Yeah, I mean why would they learn from their mistakes and stop acting like imbeciles over and over again.
Now here’s the money shot. What’s the brilliant solution? More of the same, just bigger. Which will naturally lead to further unmitigated disaster, a result American leadership consistently achieve with remarkable consistency.
So Dempsey, leaders of the U.S. Central Command, which is responsible for military operations in the Middle East, and other top officials are considering a number of options.
One is to evaluate the idea of fielding a much larger force this time,according to the officials, who were not authorized to speak publicly.
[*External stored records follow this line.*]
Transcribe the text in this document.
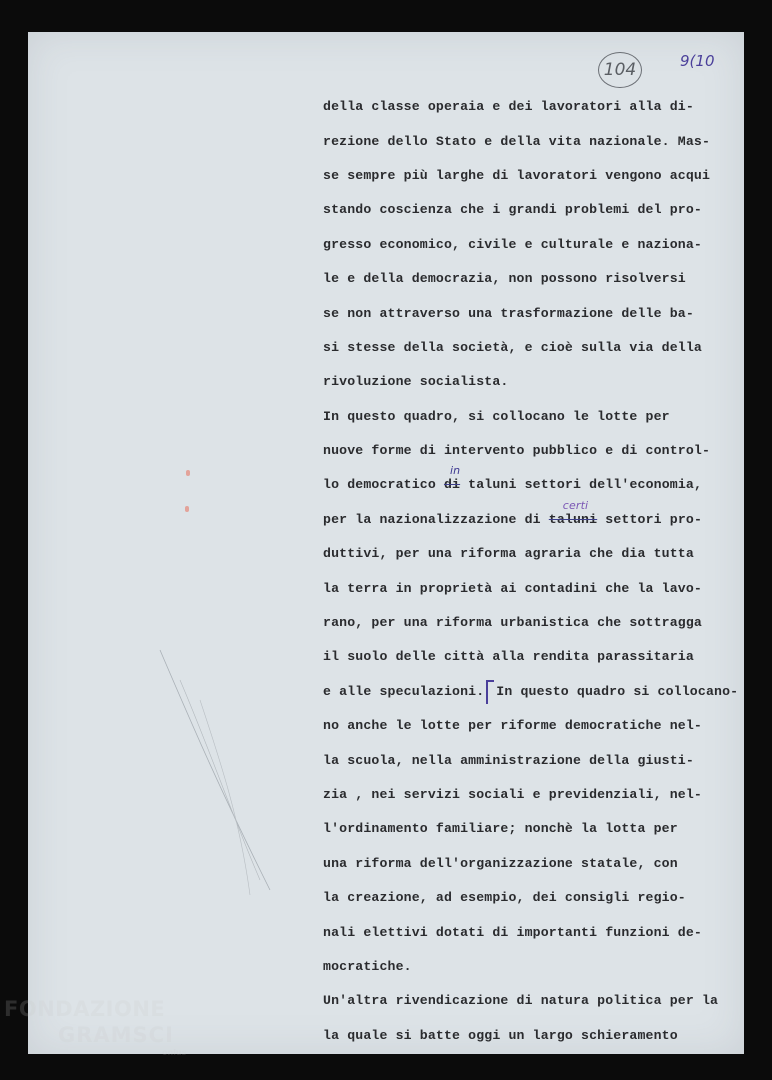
104	9(10
della classe operaia e dei lavoratori alla di-
rezione dello Stato e della vita nazionale. Mas-
se sempre più larghe di lavoratori vengono acqui
stando coscienza che i grandi problemi del pro-
gresso economico, civile e culturale e naziona-
le e della democrazia, non possono risolversi
se non attraverso una trasformazione delle ba-
si stesse della società, e cioè sulla via della
rivoluzione socialista.
In questo quadro, si collocano le lotte per
nuove forme di intervento pubblico e di control-
lo democratico di
in
taluni settori dell'economia,
per la nazionalizzazione di taluni
certi
settori pro-
duttivi, per una riforma agraria che dia tutta
la terra in proprietà ai contadini che la lavo-
rano, per una riforma urbanistica che sottragga
il suolo delle città alla rendita parassitaria
e alle speculazioni. In questo quadro si collocano-
no anche le lotte per riforme democratiche nel-
la scuola, nella amministrazione della giusti-
zia , nei servizi sociali e previdenziali, nel-
l'ordinamento familiare; nonchè la lotta per
una riforma dell'organizzazione statale, con
la creazione, ad esempio, dei consigli regio-
nali elettivi dotati di importanti funzioni de-
mocratiche.
Un'altra rivendicazione di natura politica per la
la quale si batte oggi un largo schieramento
FONDAZIONE
GRAMSCI
onlus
Another option is to pair a cadre of trained Syrian fighters with a force of Kurdish fighters like those who helped push the Islamic State out of the town of the Syrian town of Kobani. And the Pentagon is studying ways to better prepare future trainees in the so-called New Syrian Force with better intelligence, air support, and to keep closer control of them.
A touch of Khorasan group, a dash of al-Qaeda, two tablespoons of ISIS, and presto! Another Pentagon funded and created terrorist group is born.
Carter, in brief remarks to reporters Wednesday, insisted that “the underlying concept of trying to find capable, motivated ground forces that we can enable, who are local, who can sustain the defeat of extremism on territories, is fundamentally the right strategic principle.”
If that fails, we can always try the General Petraeus strategy: Team Up with al-Qaeda.
With this group in charge, it will take a miracle to escape WW3.